Le parole fanno l’amore sulla pagina come mosche nella calura estiva e
il poeta non ne è altro che lo spettatore stupefatto.
Cosa ho imparato dagli spaghetti
di Charles SIMIC (trad. Alberto Fraccacreta)
Non ho bisogno di essere messo sotto ipnosi per recuperare il ricordo del primo piatto di
spaghetti che abbia mai mangiato. Sono arrivato tardi al
cibo italiano. Mia nonna e mia madre preparavano tagliatelle e maccheroni, ma
nient’altro che potesse essere lontanamente descritto come italiano. Nella famiglia di
mia madre, l’aglio e l’olio d’oliva, due delle impareggiabili delizie
della vita, erano considerati con orrore, come qualcosa con cui le persone di etnia e classe
sospette ricoprivano il loro cibo. Fu su una pizza che l’aglio in quantità oscene
entrò per la prima volta in casa nostra. Quanto agli spaghetti, magari li servivano in
una scodella, ma uscivano da una lattina comprata al supermercato. È vero, mio padre
ogni tanto portava a casa una bottiglia di Chianti, un po’ di salame genovese e un
provolone, ma questi li consumava per lo più da solo, dato che io e mio fratello
eravamo restii a condividere un rito che mia madre apertamente disapprovava. Con il crollo
del matrimonio dei miei genitori, quando mi sono trasferito all’età di 18 anni,
non mi sono reso conto che alla fine avrei trovato una casa surrogata nei ristoranti
italiani.
Nell’agosto del 1956 trovai lavoro al «Chicago Sun-Times» e un
piccolo appartamento vicino al Lincoln Park. Avevo un diploma di scuola
superiore, ma non avevo soldi per andare al college se non di notte. Ho mangiato per lo
più in cucchiai unti fino a quando un collega con cui lavoravo mi ha portato in un
ristorante cinese e infine in uno italiano. Prima di andare oltre, lasciatemi dire che i
camerieri fanno la differenza nei ristoranti italiani. Chiacchieravano con me e commentavano
i piatti che ordinavo. Col tempo sono diventati i miei professori in quello che si è
rivelato essere uno studio per tutta la vita. Fin da quando ero solo all’asilo, ho
imparato le nozioni di base come il pane all’aglio, le olive verdi e nere, le
acciughe, il minestrone, la lasagna, la parmigiana di vitello, la salsiccia e i peperoni.

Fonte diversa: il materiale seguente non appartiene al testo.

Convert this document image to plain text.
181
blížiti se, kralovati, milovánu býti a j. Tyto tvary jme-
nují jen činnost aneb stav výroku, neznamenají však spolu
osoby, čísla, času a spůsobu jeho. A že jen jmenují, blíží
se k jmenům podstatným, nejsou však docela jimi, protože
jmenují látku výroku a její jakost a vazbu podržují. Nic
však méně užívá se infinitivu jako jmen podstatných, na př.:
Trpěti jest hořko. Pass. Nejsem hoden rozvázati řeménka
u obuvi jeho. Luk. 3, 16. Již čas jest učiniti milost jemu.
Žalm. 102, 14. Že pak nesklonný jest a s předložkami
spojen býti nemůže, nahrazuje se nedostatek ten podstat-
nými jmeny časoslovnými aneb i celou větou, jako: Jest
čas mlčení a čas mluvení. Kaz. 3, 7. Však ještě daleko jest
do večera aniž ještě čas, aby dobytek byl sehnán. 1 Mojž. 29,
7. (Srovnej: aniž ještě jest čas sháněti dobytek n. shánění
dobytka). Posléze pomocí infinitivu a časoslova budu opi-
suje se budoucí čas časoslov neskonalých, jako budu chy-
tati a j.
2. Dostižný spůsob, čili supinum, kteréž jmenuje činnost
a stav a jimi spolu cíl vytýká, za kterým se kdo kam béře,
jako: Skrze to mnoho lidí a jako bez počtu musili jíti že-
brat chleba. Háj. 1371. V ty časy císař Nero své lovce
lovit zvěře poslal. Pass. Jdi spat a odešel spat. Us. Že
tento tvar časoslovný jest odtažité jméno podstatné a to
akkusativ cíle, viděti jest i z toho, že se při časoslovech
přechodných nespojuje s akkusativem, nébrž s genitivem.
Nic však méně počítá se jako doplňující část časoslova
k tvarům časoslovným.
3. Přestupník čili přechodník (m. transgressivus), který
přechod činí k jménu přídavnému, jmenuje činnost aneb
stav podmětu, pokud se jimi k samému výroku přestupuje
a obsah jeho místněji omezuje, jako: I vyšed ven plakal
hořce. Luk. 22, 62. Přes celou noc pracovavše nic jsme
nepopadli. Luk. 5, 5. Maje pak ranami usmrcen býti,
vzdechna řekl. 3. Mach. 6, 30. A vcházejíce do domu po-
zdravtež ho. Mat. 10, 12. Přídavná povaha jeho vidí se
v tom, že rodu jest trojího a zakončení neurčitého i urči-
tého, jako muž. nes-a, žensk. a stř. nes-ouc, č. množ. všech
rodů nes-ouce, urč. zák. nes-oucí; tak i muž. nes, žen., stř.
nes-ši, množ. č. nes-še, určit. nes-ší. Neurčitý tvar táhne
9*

Ero l’animale domestico di un insegnante — si potrebbe dire — disposto a
inventarsi qualsiasi cosa e a gradire che assaggiassi tutto. Cinquant’anni fa,
mangiare molto era ancora considerato una prova di buona salute. La filosofia era: più
mangiavi, più eri felice. Non avevo bisogno di essere convinto. Sono tornato dai miei
amici italiani ogni volta che ne ho avuto l’occasione.